Doch der Killer hörte einfach nicht auf: Viele der insgesamt 52 Stiche habe er Jadens Körper erst nach dem Tod des Jungen zugefügt.

 Mit Hilfe eines Stiftes demonstrierte sie, wie der Neunjährige in die Messerklinge griff. Sie geht jedoch davon aus, dass der Tod sehr schnell eintrat.

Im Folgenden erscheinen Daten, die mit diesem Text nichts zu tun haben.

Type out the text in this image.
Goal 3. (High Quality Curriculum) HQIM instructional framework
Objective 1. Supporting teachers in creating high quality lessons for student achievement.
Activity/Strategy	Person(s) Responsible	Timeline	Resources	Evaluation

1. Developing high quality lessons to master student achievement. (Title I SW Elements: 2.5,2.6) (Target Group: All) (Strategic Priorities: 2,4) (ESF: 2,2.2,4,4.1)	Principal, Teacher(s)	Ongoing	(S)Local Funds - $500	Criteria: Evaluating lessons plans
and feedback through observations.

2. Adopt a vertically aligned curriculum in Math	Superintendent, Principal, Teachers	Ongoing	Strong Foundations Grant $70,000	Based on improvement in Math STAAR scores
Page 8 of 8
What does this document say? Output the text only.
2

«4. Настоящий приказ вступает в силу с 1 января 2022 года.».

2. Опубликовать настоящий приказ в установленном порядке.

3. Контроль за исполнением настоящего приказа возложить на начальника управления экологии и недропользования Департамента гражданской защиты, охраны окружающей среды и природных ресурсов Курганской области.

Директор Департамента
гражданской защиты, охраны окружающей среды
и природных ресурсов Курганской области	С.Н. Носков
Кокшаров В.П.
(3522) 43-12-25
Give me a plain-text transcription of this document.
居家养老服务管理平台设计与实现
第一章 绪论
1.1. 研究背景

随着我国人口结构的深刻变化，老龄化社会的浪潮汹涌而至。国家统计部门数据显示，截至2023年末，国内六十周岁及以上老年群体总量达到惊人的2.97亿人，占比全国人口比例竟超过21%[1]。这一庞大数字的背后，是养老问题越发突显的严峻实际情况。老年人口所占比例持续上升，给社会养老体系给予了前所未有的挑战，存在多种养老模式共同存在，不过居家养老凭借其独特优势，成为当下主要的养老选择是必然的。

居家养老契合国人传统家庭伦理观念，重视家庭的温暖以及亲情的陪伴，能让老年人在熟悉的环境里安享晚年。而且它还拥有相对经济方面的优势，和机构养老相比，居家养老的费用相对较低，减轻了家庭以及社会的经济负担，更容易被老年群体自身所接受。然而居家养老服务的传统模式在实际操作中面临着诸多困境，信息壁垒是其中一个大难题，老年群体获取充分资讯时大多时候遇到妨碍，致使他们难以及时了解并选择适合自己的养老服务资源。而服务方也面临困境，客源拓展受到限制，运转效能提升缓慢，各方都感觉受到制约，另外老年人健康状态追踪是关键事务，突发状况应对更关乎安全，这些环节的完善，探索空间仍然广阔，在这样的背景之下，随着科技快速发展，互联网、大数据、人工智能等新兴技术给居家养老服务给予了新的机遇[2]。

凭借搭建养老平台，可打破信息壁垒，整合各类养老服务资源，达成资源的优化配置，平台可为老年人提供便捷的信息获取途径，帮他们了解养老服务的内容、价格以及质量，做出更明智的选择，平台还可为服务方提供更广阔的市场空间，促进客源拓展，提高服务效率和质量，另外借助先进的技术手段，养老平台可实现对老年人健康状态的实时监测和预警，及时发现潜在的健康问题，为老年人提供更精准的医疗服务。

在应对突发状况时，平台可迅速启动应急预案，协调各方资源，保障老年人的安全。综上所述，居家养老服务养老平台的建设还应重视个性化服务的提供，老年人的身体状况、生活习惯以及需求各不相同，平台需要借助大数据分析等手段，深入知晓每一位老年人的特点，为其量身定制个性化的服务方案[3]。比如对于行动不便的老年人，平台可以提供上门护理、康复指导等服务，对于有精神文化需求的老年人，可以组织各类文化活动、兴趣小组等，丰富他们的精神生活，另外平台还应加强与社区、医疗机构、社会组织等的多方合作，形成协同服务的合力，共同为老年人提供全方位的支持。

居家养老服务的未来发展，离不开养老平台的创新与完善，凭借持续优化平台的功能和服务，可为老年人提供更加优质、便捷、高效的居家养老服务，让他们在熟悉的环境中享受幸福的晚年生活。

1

„Bei Christopher hat es dagegen eher lange gedauert, mindestens viele Minuten“, sagte die Rechtsmedizinerin über Marcel Heßes zweiten Mord an seinem früheren Schulfreund (†22). „Er hat viele nicht lebensbedrohliche Verletzungen. Es war ein deutlich längerer Todeskampf als bei Jaden, es wurden auch Knochen durchstoßen, vermutlich hatte er intensive Schmerzen.“

Auch auf Christopher stach der Killer noch weiter ein, als das Opfer längst tot war.

Marcel Heße hat über seinen Verteidiger bereits eingeräumt, im März zunächst den Nachbarsjungen Jaden und anschließend seinen ehemaligen Schulfreund Christopher erstochen zu haben. Das Motiv soll laut Anklage unter anderem Mordlust gewesen sein.